Le gouverneur de Californie, Gavin Newsom, a réaffirmé son scepticisme quant à la pérennité de Donald Trump à la Maison Blanche, tout en esquissant un rôle potentiel pour lui-même sur la scène internationale d’ici 2028. Ses déclarations, faites lors de la Conférence de Munich sur la sécurité, témoignent d’une volonté de se positionner comme un contrepoids à l’ancien président.
À retenir
- Gavin Newsom estime que Donald Trump ne représente qu’une parenthèse dans la politique américaine et qu’il quittera le pouvoir dans trois ans.
- Il critique ouvertement les attaques personnelles de Trump à son encontre, les qualifiant d’infantiles et dénonçant un comportement indigne d’un chef d’État.
- Newsom se présente comme un défenseur des valeurs démocratiques et de la coopération internationale, en particulier sur les questions climatiques.
Contexte
Lors de la Conférence de Munich, Newsom a affirmé que Donald Trump était une figure « temporaire » et qu’il ne resterait pas en fonction longtemps. « Il sera parti dans trois ans », a-t-il déclaré, laissant entendre qu’il envisage déjà l’avenir politique et sa propre place dans celui-ci.
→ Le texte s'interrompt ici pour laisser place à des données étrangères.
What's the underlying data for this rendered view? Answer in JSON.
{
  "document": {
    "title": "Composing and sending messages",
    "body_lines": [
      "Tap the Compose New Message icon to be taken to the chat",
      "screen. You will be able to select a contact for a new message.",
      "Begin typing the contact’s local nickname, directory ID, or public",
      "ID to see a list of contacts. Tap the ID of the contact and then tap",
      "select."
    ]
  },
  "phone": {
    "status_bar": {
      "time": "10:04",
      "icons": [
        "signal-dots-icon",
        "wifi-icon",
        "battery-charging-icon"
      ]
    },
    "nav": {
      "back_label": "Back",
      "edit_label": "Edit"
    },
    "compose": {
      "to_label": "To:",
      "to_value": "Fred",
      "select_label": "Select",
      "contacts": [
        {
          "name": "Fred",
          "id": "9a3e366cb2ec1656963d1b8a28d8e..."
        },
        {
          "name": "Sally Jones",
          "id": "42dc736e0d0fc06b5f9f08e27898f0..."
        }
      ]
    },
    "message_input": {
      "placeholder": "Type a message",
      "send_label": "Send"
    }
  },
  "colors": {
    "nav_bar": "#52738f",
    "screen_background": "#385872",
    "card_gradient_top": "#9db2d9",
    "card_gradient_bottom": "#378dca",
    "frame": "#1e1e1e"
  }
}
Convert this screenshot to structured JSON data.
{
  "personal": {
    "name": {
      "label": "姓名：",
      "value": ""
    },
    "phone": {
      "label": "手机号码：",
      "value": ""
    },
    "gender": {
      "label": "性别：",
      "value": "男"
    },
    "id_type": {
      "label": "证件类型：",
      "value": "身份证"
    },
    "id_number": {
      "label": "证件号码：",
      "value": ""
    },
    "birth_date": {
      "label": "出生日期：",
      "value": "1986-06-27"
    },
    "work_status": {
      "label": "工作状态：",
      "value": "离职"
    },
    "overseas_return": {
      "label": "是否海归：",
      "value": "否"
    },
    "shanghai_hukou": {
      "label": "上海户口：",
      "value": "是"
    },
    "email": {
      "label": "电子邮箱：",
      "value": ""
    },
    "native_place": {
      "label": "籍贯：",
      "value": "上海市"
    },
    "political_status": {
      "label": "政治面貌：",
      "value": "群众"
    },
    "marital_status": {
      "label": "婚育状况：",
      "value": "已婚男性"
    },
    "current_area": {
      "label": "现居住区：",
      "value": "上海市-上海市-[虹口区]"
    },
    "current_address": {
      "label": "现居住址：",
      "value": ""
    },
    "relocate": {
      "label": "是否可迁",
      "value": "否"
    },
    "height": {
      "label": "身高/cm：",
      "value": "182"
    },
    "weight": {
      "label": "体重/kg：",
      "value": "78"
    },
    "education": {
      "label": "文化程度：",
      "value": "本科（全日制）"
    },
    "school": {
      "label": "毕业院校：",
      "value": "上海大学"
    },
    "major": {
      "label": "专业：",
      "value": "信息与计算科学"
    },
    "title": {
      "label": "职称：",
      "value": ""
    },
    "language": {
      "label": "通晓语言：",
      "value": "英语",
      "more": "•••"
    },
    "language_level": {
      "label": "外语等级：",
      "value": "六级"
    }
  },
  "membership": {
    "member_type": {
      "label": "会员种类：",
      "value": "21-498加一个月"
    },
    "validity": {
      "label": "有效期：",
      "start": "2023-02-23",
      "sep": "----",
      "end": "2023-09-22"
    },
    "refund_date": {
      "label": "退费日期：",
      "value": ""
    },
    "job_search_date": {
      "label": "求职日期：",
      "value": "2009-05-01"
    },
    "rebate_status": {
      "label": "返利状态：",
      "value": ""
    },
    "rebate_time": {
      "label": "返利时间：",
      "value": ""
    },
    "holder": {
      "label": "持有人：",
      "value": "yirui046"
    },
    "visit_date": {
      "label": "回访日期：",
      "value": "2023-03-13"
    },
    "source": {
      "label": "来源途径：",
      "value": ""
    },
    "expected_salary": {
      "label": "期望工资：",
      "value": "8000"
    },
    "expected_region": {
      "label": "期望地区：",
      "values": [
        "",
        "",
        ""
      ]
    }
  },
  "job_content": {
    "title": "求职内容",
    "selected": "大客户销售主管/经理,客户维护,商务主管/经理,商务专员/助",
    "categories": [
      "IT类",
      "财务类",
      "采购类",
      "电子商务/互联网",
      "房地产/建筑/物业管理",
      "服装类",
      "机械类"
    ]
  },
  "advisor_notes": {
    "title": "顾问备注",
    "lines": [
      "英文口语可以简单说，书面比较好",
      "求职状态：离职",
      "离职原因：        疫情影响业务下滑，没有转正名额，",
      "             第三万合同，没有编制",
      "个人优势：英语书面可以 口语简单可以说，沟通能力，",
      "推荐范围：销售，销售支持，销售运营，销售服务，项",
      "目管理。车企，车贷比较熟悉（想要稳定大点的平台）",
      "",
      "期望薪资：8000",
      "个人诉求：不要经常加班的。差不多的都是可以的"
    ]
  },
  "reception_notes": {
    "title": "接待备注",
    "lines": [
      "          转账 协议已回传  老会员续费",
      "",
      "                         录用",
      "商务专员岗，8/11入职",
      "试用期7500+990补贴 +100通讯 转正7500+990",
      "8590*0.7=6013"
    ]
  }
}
Il a également dénoncé les attaques personnelles répétées de Trump à son encontre, révélant que l’ancien président l’appelle « Newscum », un surnom qu’il associait à des moqueries d’enfant.
Newsom a souligné que de nombreux dirigeants mondiaux considèrent les États-Unis sous la présidence Trump comme une force déstabilisatrice, une « boule de démolition » qui compromet la confiance internationale. Il a cependant exprimé sa conviction que cette situation n’est pas irréversible et que les États-Unis peuvent retrouver leur crédibilité et leur rôle de leader mondial.
Ce qui change
Le gouverneur de Californie a annoncé qu’il ne participerait pas aux événements organisés par Trump à la Maison Blanche pour les gouverneurs, en raison de l’annulation des invitations adressées à ses collègues démocrates, Wes Moore (Maryland) et Jared Polis (Colorado). Il a également profité de ses déplacements en Europe pour signer des accords de coopération avec l’Ukraine et d’autres pays européens, axés sur la reprise économique, l’innovation et la résilience.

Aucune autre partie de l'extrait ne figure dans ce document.